There’s also the looming crisis of Medicaid redeterminations, as I wrote about a few weeks ago. Millions of people will lose Medicaid coverage when states are once again allowed to remove ineligible people from their rolls, including many people who are actually eligible. Once again, this is something that Build Back Better would have addressed; once again, without that, we have no idea how the administration will prevent the bloodshed.
Uninsured people may also get a nasty shock in the next few weeks as they try to access free Covid-19 testing, the widespread availability of which Biden was touting just a couple months ago. Federal funding has simply run out; reports are already surfacing of people declining testing once they learn it may cost $125 per test.
Republicans are of course blame for holding up the funding, but as Gregg Gonsalves, Associate Professor of Epidemiology at Yale, told NPR, “the cognitive dissonance of the downplaying of the pandemic and then the need to get more money from Congress” doesn’t help the messaging problem: “Either it's a crisis and you need more money, or it's not a crisis and you don't need more money."
None of this adds up to a convincing case for Democrats protecting and expanding your access to healthcare. A recent Politico article documented Biden’s trouble “delivering on the full promise of Obamacare,” which they described as his “one big unfinished task.” I mean, sure, but that’s an unfinishable task. No matter how good you make the ACA, how generous you make its subsidies or how smooth the website is to use, it still won’t fix American healthcare, because its design is flawed and it sits upon a completely broken system. You can keep adding strokes to the canvas, but the painting is never going to be good. It certainly wasn’t going to be if Joe Biden was holding the brush.
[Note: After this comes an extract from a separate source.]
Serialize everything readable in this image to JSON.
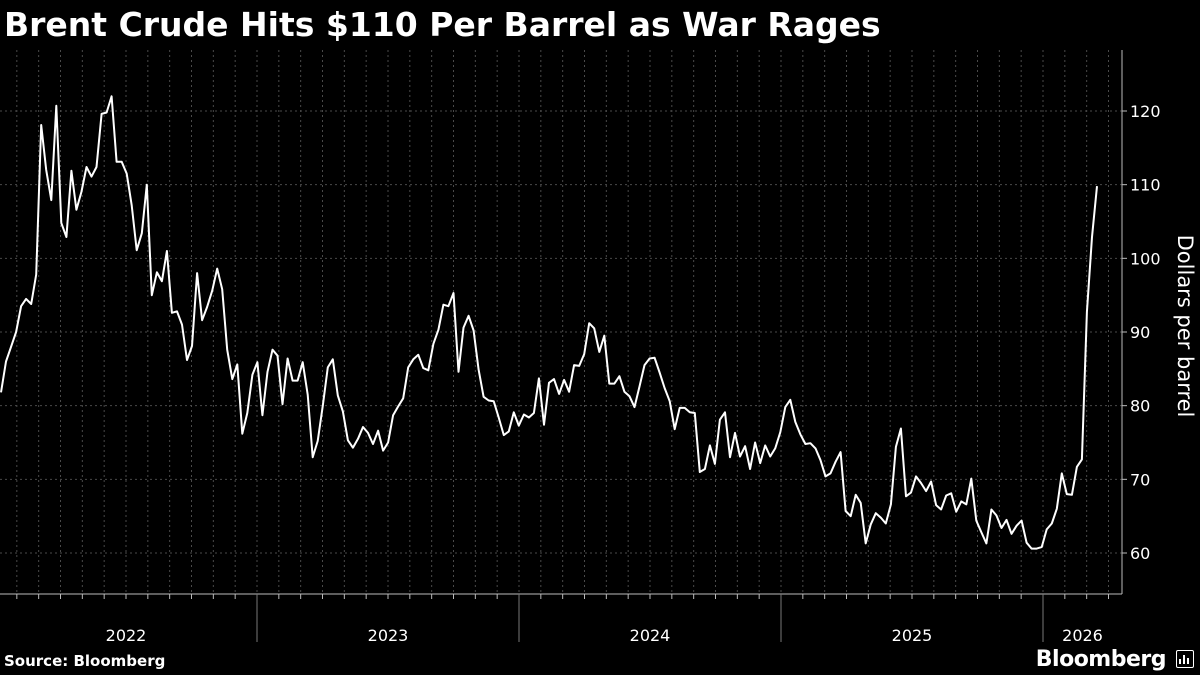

In 2018 and 2020, running on healthcare was an obvious winner for Democrats. It was much easier paper over the flaws of the ACA under Trump, right after the Republicans came so close to repealing it—which would obviously have been catastrophic, for all the law’s problems. Republicans simply could not figure out how to lie convincingly about their desire to make American healthcare even more nightmarish than it currently is, especially since Trump kept talking about high drug prices (which they love and want to kiss) without actually doing anything about them. Now that Democrats are actually in charge, but also hamstrung by the Republicans in Congress and the Republicans in the Democratic caucus, it is much harder to hold up the threat of the ACA going away. Instead, they have to argue that it’s all actually good, not just better than the alternative.
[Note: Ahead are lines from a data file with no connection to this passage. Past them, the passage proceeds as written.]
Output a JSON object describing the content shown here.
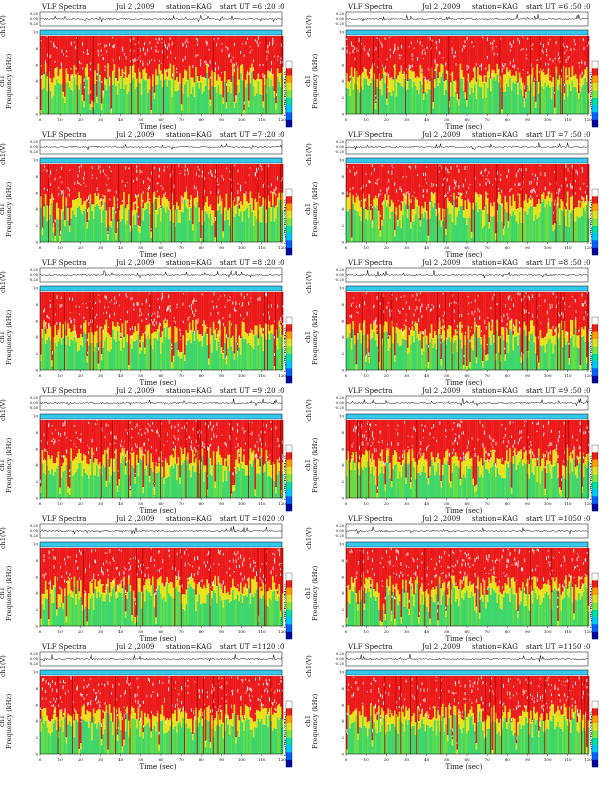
{
  "common": {
    "title": "VLF Spectra",
    "date": "Jul 2 ,2009",
    "station": "station=KAG",
    "ch1_label": "ch1(V)",
    "freq_label": "ch1\nFrequency (kHz)",
    "colorbar_label": "log(PSD(V²/Hz))",
    "xlabel": "Time (sec)"
  },
  "panels": [
    {
      "start": "start  UT =6 :20 :0"
    },
    {
      "start": "start  UT =6 :50 :0"
    },
    {
      "start": "start  UT =7 :20 :0"
    },
    {
      "start": "start  UT =7 :50 :0"
    },
    {
      "start": "start  UT =8 :20 :0"
    },
    {
      "start": "start  UT =8 :50 :0"
    },
    {
      "start": "start  UT =9 :20 :0"
    },
    {
      "start": "start  UT =9 :50 :0"
    },
    {
      "start": "start  UT =1020 :0"
    },
    {
      "start": "start  UT =1050 :0"
    },
    {
      "start": "start  UT =1120 :0"
    },
    {
      "start": "start  UT =1150 :0"
    }
  ],
  "chart_data": {
    "type": "heatmap",
    "layout": "6 rows x 2 columns of spectrogram panels",
    "x_axis": {
      "label": "Time (sec)",
      "range": [
        0,
        120
      ],
      "ticks": [
        0,
        10,
        20,
        30,
        40,
        50,
        60,
        70,
        80,
        90,
        100,
        110,
        120
      ]
    },
    "y_axis_spectrogram": {
      "label": "Frequency (kHz)",
      "range": [
        0,
        10
      ],
      "ticks": [
        0,
        2,
        4,
        6,
        8,
        10
      ]
    },
    "y_axis_waveform": {
      "label": "ch1(V)",
      "ticks": [
        "0.20",
        "0.00",
        "-0.20"
      ]
    },
    "colorbar": {
      "label": "log(PSD(V²/Hz))",
      "colors": [
        "#0000a0",
        "#0060ff",
        "#00c8ff",
        "#00e0a0",
        "#7fe640",
        "#dfe020",
        "#ff9a00",
        "#ee1c1c",
        "#ffffff"
      ]
    },
    "palette": {
      "blue_band": "#33c8f0",
      "green": "#3fd66a",
      "yellow": "#e8e21e",
      "red": "#ec1b1b",
      "white": "#ffffff"
    }
  }
}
No wonder, then, that the administration is wheeling out Barack Obama. If they can just get people to focus on him, and reconnect with the better vibes of the early 2010s, perhaps no one will notice that we are once again hurtling towards health insurance becoming completely unaffordable for millions of people; that millions more may lose Medicaid this year; that drug prices continue to grow; and that programs to pay for testing and treatments for the uninsured are withering away. We will once again be told to be grateful that things aren’t worse, as things slowly and preventably get worse anyway. Big Fucking Deal.